How a Roth Conversion Could Save You Money in the Long-Term
Roth conversions are in that category of financial concepts that sound more complicated than they actually are. The basic idea is that you take money from your traditional IRA, withdraw it, pay taxes on it, and move it to your Roth IRA. In other words, you take some money from a tax-deferred account, pay taxes on it, and then put it in a tax-exempt account.
This means you will be paying more in taxes today. Why would you want to do that? Well, there are a whole bunch of reasons, but they almost all come down to reducing your taxes in the long term. “Typically, Roth conversions are performed in a year when you have income that is lower than normal, and, most important, lower than you expect in retirement.”

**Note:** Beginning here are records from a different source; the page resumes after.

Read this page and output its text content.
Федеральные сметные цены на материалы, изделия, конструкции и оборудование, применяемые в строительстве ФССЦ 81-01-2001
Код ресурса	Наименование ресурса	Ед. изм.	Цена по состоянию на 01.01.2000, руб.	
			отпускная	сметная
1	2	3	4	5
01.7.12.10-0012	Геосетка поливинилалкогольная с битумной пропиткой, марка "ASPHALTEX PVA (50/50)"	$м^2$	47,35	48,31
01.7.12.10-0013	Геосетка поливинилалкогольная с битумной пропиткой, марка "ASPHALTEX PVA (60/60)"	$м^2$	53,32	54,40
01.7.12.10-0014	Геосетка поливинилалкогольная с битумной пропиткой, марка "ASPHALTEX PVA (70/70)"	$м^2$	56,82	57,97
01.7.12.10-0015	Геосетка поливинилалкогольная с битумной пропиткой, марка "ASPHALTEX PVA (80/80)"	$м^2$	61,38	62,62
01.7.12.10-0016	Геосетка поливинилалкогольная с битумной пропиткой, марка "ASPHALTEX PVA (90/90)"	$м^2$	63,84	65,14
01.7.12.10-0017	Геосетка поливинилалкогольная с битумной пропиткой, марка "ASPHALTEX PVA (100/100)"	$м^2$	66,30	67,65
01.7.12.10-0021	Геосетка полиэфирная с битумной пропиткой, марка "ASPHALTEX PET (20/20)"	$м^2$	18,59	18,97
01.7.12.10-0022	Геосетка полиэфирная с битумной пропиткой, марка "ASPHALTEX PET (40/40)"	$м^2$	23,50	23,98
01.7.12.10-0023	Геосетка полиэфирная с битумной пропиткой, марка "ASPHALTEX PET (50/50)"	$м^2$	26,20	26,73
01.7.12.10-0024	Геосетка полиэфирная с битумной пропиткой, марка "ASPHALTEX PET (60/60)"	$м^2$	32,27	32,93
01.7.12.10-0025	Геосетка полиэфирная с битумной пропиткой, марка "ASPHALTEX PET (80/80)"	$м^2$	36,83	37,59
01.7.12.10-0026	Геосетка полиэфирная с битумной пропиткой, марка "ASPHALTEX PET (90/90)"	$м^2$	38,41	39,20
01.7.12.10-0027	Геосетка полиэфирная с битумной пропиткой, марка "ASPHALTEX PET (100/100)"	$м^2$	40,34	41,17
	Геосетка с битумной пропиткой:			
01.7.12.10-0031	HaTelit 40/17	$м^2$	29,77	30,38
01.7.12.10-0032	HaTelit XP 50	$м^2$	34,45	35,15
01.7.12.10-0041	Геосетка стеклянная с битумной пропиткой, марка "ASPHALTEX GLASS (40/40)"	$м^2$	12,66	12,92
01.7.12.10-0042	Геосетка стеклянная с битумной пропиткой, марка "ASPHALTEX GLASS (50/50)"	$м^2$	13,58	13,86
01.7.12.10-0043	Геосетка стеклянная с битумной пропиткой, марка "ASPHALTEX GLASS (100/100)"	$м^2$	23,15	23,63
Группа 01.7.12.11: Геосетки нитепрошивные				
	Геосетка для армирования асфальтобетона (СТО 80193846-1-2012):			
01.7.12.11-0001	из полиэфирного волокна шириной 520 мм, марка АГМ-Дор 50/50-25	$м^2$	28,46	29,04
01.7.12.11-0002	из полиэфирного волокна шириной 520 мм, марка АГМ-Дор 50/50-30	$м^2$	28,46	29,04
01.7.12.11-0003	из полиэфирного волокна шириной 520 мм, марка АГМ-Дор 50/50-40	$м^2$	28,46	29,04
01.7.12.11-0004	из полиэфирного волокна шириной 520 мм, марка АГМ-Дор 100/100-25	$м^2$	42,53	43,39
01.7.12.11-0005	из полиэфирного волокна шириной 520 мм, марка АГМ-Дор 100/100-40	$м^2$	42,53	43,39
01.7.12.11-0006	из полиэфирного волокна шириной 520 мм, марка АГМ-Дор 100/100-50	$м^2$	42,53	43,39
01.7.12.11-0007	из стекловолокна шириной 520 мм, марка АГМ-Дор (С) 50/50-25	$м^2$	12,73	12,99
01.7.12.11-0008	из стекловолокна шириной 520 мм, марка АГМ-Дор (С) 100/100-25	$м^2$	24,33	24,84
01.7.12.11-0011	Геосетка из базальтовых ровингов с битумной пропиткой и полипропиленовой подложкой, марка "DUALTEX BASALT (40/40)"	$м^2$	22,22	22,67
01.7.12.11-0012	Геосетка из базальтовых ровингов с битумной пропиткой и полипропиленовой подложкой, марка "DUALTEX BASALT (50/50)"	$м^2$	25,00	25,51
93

In addition to the tax advantage, Roth conversions can also help you manage your required minimum distributions in retirement. The IRS wants to be able to get at your retirement accounts, so once you hit 70½, you need to start taking money out of some (but not all) of your retirement accounts. (For a refresher, take a look at our article on RMDs.)
One of the accounts that you will need to take an RMD from is your traditional IRA. By reducing the amount of money in your IRA, you also reduce the amount you will be required to withdraw from the account on an annual basis. This gives you more financial flexibility in retirement.
These are the three main ways you can position yourself to do a Roth conversion:
- Manage Your Income Through Time – For those folks who have the ability to control the timing of your income, you can advance or defer your income to create years with lower than normal income.
- Charitable Giving – If you group contributions together, you can drastically reduce your taxable income in a given year. You may want to think about a donor-advised fund if you are going down this road. A donor-advised Fund will allow you to make a large (tax deductible) donation in one year and then distribute it over time.
- Early Retirement – The period right after you retire and before you start receiving Social Security is often a great opportunity to do Roth conversions. For many people, this will be the least amount of taxable income they will have had in decades. You no longer have much if any income from working, you aren’t getting income from Social Security, and you’re living off your taxable portfolio, so you aren’t drawing from your retirement accounts. Depending on your specific situation, this might be your best opportunity to do a Roth conversion.
Roth conversions are very powerful tools for managing your finances in retirement, but there is a lot to consider before you decide to do one. You need to think about your tax situation today versus your taxes and flexibility in the future.
You need to think about how to position yourself to generate and take advantage of a Roth conversion opportunity. Not to mention, the logistics of the conversion can be quite complicated for such a simple process.
It’s a good idea to discuss your situation with a financial advisor to figure out if a Roth conversion makes sense.